Safety driver in fatal autonomous Uber crash was watching Hulu

The safety driver in Uber's autonomous car that killed a pedestrian in Tempe, Arizona earlier this year was watching Hulu on her phone right up to the crash, local police claim. The incident – which grounded Uber's self-driving car fleet as the company began an investigation into the safety of its vehicles – was "entirely avoidable" law enforcement have suggested.

The crash took place at night, with the autonomous Uber in self-driving mode at the time. A pedestrian pushing a bicycle walked into the road partway along a block between intersections, and the car failed to swerve or stop in time to avoid a collision. That pedestrian later died of her injuries.

At the wheel at the time, however, was Uber safety driver Rafaela Vasquez. Her role – a legally required one, as per the terms of Uber's autonomous testing permit in Arizona – was to monitor the car's behavior and be ready to step in should the vehicle fail to act safely or appropriately. However, footage provided by Uber from the car's internal cameras showed Vasquez repeatedly glancing down rather than looking at the road.

It prompted suspicions that the safety driver was otherwise occupied, and that led police to obtain records from Hulu, Reuters reports. Those records showed that Vasquez was streaming "The Voice" on the night of the crash, and was watching it until 9:59pm local time. That "coincides with the approximate time of the collision" a police report, obtained through a public records request, highlights.

Had Vasquez been paying attention, the report argues, the crash was "deemed entirely avoidable." Uber's video shows the driver looking up a half second before the collision, having been looking down for 5.3 seconds. Given the speed of the car at the time, it could have traveled for more than 300 feet without Vasquez checking the road.

Vasquez "appears to react and show a smirk or laugh at various points during the times that she is looking down," the report suggests, finding that the safety driver "was distracted and looking down" for almost about 30-percent of the time in the nearly 22 minutes before the crash.

It conflicts with Vasquez's own claims from after the incident in mid-March. Then, she told investigators that neither her personal nor work phones had been in use at the time. An earlier report by the National Transportation Safety Board (NTSB) highlighted the fact that Uber had disabled its test car's native safety features. The Volvo XC90 SUV that Uber has been using for its autonomous trials in Arizona and elsewhere would, normally, rely on a system called City Safety that offers automatic emergency braking.

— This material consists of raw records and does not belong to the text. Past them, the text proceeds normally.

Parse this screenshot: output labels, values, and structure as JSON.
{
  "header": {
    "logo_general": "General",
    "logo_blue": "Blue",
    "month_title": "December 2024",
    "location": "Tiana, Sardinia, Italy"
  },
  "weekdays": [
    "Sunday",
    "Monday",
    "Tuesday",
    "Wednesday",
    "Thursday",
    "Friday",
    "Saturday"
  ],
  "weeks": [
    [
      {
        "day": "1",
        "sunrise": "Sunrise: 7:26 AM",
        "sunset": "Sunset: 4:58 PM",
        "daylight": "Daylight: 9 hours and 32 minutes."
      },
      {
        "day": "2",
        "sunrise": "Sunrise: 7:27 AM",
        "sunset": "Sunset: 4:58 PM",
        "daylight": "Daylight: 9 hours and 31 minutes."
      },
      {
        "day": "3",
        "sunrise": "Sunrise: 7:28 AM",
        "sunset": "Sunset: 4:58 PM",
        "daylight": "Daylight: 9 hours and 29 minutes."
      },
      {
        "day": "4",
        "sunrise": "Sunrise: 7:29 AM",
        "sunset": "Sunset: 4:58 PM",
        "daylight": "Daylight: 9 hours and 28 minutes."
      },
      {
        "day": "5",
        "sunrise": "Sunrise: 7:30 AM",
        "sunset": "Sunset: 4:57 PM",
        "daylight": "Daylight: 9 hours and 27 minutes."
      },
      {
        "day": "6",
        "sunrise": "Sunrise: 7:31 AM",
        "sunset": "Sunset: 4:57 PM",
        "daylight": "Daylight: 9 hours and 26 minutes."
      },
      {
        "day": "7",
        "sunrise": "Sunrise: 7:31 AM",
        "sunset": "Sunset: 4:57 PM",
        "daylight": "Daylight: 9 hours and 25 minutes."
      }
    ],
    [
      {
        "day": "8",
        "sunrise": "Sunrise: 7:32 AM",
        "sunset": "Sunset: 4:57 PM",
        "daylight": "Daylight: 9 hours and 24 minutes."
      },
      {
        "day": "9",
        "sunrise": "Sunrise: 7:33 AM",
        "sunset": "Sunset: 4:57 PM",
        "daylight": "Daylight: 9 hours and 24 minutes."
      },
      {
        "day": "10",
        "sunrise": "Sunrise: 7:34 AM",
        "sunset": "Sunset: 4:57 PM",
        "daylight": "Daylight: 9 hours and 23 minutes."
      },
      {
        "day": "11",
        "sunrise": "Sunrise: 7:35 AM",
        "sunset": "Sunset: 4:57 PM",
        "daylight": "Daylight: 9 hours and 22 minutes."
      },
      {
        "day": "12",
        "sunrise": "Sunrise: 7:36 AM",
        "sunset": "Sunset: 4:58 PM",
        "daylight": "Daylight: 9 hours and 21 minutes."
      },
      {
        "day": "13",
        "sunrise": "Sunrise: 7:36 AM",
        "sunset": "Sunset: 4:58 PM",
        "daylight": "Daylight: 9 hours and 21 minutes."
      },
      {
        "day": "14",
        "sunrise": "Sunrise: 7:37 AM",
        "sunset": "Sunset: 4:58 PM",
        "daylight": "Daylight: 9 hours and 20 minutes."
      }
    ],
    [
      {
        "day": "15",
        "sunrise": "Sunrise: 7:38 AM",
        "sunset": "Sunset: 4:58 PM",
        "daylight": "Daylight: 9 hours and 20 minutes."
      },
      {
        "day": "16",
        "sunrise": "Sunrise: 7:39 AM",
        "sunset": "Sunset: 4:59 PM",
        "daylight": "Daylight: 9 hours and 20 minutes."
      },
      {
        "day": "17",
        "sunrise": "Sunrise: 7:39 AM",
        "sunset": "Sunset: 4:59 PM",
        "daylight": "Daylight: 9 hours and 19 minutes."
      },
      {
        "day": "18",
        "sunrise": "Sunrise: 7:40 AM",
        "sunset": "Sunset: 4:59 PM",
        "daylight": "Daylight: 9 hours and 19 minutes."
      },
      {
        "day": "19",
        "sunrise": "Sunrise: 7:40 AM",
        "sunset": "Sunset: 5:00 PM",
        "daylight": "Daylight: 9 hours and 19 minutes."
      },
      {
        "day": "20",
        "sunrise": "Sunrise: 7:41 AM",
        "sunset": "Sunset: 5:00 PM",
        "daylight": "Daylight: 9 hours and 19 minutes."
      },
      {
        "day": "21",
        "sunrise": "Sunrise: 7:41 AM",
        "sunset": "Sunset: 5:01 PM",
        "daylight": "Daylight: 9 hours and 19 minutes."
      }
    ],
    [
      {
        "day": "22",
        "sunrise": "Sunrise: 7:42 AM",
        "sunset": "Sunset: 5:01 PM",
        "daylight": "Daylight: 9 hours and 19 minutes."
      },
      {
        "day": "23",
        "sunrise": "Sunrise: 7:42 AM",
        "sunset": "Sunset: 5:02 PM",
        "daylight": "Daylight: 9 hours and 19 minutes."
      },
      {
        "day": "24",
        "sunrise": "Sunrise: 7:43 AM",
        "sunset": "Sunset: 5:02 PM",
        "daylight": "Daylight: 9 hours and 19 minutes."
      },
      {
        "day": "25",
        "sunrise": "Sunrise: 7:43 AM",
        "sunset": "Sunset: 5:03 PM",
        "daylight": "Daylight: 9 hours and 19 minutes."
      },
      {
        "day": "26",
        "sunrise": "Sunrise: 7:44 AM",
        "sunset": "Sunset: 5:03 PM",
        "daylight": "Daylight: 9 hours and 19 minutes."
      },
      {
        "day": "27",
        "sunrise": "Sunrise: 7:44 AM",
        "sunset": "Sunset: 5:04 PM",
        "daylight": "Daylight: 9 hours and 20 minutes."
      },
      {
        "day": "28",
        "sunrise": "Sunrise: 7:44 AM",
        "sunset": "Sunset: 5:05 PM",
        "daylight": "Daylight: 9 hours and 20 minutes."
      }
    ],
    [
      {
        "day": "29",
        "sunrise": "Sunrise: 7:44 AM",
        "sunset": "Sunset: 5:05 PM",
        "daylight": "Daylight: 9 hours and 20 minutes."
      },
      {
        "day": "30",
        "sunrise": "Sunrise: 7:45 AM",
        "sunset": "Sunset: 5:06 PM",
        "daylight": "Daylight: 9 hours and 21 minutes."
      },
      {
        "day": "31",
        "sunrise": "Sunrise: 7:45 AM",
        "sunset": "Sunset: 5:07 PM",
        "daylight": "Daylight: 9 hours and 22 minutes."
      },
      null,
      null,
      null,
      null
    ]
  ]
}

That promises to stop or significantly slow the SUV – depending on its speed at the time – if a pedestrian is spotted in the road ahead, even if the driver themselves doesn't hit the brakes. Uber, though, switched City Safety off, presumably to avoid it interfering with the car's prototype autonomous systems. Instead, the NTSB report highlighted, "the developmental self-driving system relies on an attentive operator to intervene if the system fails to perform appropriately during testing."

Meanwhile, at the time at least, the car did not have emergency braking maneuvering abilities of its own. Uber says that is "to reduce the potential for erratic vehicle behavior." The safety driver is responsible for seeing warning messages the car displays and reacting accordingly; the NTSB says the self-driving system spotted an emergency braking maneuver was needed "at 1.3 seconds before impact" but that it had been informed by Uber that its system was "not designed to alert the operator" in an emergency braking situation.

Elaine Herzberg, the pedestrian killed in the incident, was faulted for "unlawfully crossing the road at a location other than a marked crosswalk" in the police report. Vasquez, meanwhile, could face vehicular manslaughter charges. County prosecutors will decide, based on the police evidence, whether to take that path.

For Uber, the plan is still apparently to restart autonomous testing later this summer. That won't be in Arizona, however. Instead, the ridesharing firm confirmed, it will focus on trials in San Francisco and Pittsburgh, closer to its engineering hubs where software and hardware work on the car systems is being undertaken.